Los Angeles County is projected to add 133,000 jobs over the next five years, led by health services and administrative support jobs, according to a report to be issued Thursday.

The report by the Los Angeles County Economic Development Corp. for the Southern California Association of Governments’ annual economic summit on Thursday, projects that by 2021, the county will have nearly 4.6 million nonfarm payroll jobs, up from today’s 4.4 million. But the job growth rate is projected to be quite modest at 0.7 percent, well under the average annual growth rate of the past five years of between 1 and 2 percent.

“As unemployment decreases, the labor market tightens which slows down job growth,” LAEDC economist Somjita Mitra said in an email. “We are seeing positive job growth which means we are still headed in the right direction.

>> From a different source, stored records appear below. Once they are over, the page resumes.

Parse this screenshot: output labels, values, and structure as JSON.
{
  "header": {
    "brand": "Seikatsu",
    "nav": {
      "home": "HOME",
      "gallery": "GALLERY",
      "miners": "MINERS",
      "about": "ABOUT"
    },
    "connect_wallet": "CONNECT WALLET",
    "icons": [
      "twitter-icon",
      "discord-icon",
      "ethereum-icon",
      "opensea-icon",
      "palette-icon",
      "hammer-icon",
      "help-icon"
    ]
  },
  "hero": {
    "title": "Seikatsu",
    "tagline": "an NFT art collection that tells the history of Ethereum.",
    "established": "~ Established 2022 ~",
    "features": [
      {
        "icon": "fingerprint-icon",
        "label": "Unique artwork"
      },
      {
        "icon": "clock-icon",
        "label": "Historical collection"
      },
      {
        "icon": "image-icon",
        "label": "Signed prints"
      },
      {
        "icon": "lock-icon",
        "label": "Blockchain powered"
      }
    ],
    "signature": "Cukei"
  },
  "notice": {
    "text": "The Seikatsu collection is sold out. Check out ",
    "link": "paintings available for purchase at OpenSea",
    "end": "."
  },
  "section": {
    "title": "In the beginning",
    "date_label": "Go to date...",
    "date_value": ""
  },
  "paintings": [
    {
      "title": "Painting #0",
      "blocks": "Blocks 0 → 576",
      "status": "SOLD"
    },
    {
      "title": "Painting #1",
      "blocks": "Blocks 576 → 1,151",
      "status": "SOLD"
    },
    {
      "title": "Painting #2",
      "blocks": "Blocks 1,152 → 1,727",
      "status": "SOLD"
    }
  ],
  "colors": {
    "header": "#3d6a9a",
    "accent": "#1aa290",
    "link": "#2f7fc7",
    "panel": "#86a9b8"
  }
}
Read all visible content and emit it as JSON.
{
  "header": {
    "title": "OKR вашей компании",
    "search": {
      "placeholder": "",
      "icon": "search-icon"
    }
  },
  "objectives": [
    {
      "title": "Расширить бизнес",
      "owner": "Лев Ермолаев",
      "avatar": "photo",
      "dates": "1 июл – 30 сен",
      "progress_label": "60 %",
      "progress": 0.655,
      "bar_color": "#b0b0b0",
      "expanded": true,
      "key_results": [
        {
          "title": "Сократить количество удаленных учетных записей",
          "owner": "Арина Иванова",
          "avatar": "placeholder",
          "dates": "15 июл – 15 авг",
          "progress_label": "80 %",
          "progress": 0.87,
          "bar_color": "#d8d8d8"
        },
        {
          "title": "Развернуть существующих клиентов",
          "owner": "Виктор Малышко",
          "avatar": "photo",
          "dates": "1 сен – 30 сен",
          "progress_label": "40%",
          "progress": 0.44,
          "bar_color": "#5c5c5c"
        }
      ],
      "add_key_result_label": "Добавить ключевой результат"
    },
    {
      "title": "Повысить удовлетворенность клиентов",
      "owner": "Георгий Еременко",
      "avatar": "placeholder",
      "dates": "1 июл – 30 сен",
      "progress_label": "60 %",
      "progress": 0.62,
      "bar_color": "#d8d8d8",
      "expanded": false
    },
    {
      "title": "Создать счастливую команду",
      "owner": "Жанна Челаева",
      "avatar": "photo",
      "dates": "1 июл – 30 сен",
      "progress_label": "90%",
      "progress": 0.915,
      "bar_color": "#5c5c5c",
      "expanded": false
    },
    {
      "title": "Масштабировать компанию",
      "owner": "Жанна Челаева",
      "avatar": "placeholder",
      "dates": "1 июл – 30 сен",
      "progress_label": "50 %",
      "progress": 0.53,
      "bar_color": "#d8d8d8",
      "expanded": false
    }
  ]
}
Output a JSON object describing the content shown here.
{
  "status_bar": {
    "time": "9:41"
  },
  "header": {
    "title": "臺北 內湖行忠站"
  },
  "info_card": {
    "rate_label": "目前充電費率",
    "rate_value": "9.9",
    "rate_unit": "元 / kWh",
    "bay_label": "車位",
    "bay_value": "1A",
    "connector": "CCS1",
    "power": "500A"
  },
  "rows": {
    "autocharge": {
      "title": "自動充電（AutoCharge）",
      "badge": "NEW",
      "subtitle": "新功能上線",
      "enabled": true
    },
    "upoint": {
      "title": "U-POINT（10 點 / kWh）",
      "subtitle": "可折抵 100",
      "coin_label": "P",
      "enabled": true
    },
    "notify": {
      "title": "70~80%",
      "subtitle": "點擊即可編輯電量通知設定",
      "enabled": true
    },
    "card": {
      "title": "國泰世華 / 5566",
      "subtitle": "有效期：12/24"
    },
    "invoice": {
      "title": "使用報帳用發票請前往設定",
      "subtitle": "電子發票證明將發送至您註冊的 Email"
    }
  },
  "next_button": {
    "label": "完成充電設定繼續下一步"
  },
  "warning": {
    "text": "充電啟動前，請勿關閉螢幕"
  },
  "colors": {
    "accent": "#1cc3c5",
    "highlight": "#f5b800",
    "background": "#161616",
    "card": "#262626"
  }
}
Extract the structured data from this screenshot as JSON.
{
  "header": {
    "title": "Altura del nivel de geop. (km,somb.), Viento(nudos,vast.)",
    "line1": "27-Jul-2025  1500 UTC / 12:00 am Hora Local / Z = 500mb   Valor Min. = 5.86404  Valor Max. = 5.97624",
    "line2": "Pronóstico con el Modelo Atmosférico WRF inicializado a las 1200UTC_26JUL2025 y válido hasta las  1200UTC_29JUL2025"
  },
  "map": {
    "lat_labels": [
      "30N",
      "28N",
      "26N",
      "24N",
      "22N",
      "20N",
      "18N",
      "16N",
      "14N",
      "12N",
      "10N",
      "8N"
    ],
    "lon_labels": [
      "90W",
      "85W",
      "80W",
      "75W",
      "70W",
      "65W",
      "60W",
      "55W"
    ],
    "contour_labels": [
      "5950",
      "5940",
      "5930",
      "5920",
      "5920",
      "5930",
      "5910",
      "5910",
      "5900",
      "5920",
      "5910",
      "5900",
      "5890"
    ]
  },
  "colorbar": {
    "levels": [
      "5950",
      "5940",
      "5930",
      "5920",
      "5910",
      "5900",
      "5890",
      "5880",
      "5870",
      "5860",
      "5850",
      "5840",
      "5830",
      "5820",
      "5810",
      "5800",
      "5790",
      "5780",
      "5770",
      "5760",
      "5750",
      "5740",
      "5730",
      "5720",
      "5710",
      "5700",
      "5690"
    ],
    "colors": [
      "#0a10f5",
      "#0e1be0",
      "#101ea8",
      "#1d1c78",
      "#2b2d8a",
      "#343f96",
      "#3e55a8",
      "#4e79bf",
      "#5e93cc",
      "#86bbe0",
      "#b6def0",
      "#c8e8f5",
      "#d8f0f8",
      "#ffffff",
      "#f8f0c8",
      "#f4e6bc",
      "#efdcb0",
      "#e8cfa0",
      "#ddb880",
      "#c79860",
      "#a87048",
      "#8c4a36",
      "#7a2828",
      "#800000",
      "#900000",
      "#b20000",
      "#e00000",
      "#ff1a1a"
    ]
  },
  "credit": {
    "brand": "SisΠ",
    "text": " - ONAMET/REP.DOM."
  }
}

But the report said the greatest growth in jobs will take place in the low-skill, low-wage sectors such as restaurant servers/baristas or retail clerks. More than half of the job openings will require a high school diploma or less and will pay median wages of less than $30,000 a year.

“Low-wage jobs are being created organically, but these jobs don’t necessarily increase prosperity for our region’s residents,” Mitra said. “And many of the low-wage job categories are under threat of automation in the coming 10 years.”

Health service job openings are projected to grow nearly 6 percent over the next five years, adding roughly 42,000 jobs. The administrative support services segment – which includes temporary employment – is expected to add 29,000 jobs for a growth rate of 10.9 percent. The accommodation/food services sector is projected to add 26,000 jobs, education, 23,000 jobs.

Among the report’s other findings: While the average annual household income have increased in dollar terms from $35,000 in 1990 to $61,000 last year, when adjusted for inflation, they have actually dropped nearly 5 percent. Also, the poverty rate, which peaked in 2012 at 19.1 percent, fell to 16.3 percent last year.